Richard’s scythe workshop
The management and aftercare of sown meadows is absolutely essential for maintaining flowering interest and balance between grasses and wild flowers. The most important part of this management is mid-summer mowing to cut and remove vegetation after peak flowering. Traditionally this would involve the use of scythes to take a hay crop.
This photograph of Richard's workshop features in our new 2016 catalogue. It shows the large collection of tools old and new Richard has amassed in his quest to find the best tools for the task of meadow management and to be able to recommend these to people who create their own small to medium sized meadows using Emorsgate seeds.
Initially Richard tried using a variety of vintage old English scythes, including one he inherited from his great grandfather. These are the scythes with the curved snaths (handles); there is a group of them in the left corner and one hanging on the right (plus a vintage Scottish pattern scythe). He also tried a variety of grass hooks and sickles which can be seen on the ledge.

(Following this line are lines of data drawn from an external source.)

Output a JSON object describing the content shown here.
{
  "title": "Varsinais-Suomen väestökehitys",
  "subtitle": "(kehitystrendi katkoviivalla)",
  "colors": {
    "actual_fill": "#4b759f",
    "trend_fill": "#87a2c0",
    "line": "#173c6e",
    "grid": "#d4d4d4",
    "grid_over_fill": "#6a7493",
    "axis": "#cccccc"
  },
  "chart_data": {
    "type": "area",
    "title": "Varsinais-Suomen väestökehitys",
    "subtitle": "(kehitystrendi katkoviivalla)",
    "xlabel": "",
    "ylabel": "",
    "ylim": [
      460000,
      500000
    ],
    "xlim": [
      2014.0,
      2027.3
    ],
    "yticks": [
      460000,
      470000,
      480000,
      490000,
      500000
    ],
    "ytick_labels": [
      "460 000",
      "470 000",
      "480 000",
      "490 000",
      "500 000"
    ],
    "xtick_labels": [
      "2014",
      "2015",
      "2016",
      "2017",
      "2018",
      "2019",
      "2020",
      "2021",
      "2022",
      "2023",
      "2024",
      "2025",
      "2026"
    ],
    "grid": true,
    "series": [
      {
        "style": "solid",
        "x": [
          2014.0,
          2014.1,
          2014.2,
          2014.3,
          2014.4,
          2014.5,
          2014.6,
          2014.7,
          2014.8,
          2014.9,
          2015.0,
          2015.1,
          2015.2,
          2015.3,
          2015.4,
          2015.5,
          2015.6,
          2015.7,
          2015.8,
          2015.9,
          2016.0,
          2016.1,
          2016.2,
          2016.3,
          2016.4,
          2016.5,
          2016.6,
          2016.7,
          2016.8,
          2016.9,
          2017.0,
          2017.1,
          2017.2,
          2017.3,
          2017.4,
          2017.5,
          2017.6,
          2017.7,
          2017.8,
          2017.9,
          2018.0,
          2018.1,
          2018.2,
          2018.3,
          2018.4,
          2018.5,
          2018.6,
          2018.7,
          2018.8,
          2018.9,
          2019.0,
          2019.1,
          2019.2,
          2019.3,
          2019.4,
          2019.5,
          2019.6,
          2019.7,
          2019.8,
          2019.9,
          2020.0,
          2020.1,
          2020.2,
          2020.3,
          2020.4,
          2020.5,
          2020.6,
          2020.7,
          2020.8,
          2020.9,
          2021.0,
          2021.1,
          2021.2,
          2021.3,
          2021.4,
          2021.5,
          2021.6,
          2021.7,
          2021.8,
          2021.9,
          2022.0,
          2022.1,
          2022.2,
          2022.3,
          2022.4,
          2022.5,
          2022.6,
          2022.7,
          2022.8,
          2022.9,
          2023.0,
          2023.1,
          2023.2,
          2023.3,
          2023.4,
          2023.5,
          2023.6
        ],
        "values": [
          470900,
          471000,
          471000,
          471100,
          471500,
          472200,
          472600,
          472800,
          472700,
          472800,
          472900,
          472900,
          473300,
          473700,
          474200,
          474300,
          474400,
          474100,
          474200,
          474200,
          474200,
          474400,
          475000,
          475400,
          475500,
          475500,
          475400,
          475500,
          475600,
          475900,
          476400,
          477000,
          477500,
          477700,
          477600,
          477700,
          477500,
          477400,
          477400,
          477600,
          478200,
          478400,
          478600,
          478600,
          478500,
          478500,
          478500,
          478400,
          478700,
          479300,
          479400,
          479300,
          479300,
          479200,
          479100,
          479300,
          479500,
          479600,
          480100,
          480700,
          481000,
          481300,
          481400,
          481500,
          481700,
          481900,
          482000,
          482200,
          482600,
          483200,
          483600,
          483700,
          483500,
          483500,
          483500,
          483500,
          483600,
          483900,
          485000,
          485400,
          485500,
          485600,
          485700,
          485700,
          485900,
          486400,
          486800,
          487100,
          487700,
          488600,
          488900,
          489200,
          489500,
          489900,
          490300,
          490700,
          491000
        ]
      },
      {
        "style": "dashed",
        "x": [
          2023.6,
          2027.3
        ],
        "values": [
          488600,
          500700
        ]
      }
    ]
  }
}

Old English scythes are generally difficult to use. The main reason for this is that they are mainly built for past generations of workers who were significantly shorter in stature (like Richards great grandfather, who he calculates must have been around 5ft 2" tall). These simply cannot be adjusted for efficient use by taller people; their handles are too short. Grass hooks can work but are hard, back straining work, not recommended for more than the smallest meadow patch.
Regular lawn mowers are not up to the job of cutting long meadow grass. Richard tried using a hedge trimmer but burnt out its motor. He finds strimmers and petrol brush cutters both unpleasant to operate and inefficient.
Richard finally found the best solution to mowing his own meadow in 2007 when he discovered the efficient new light weight scythes being imported to Britain from Austria (the scythe with straight snath in centre main photo and below). He now enthusiastically promotes their use and we now we offer scythe kits you can purchase through our website.
The other meadow tools which are useful to have are pitch forks and hay rakes for turning and collecting cut grass and hay. Pitch forks are still widely sold in garden and hardware stores. Good rakes are not so easy to come by so we also offer traditional rakes for sale through our website.
Also in the main workshop photo you can see a variety of other tools such as seed fiddle and trough for sowing seeds (we offer a modern version of this seed broadcaster) and benches for maintaining blades (peening) or making snaths (a shave horse). Richard offers courses and training in the use and maintenance of scythes.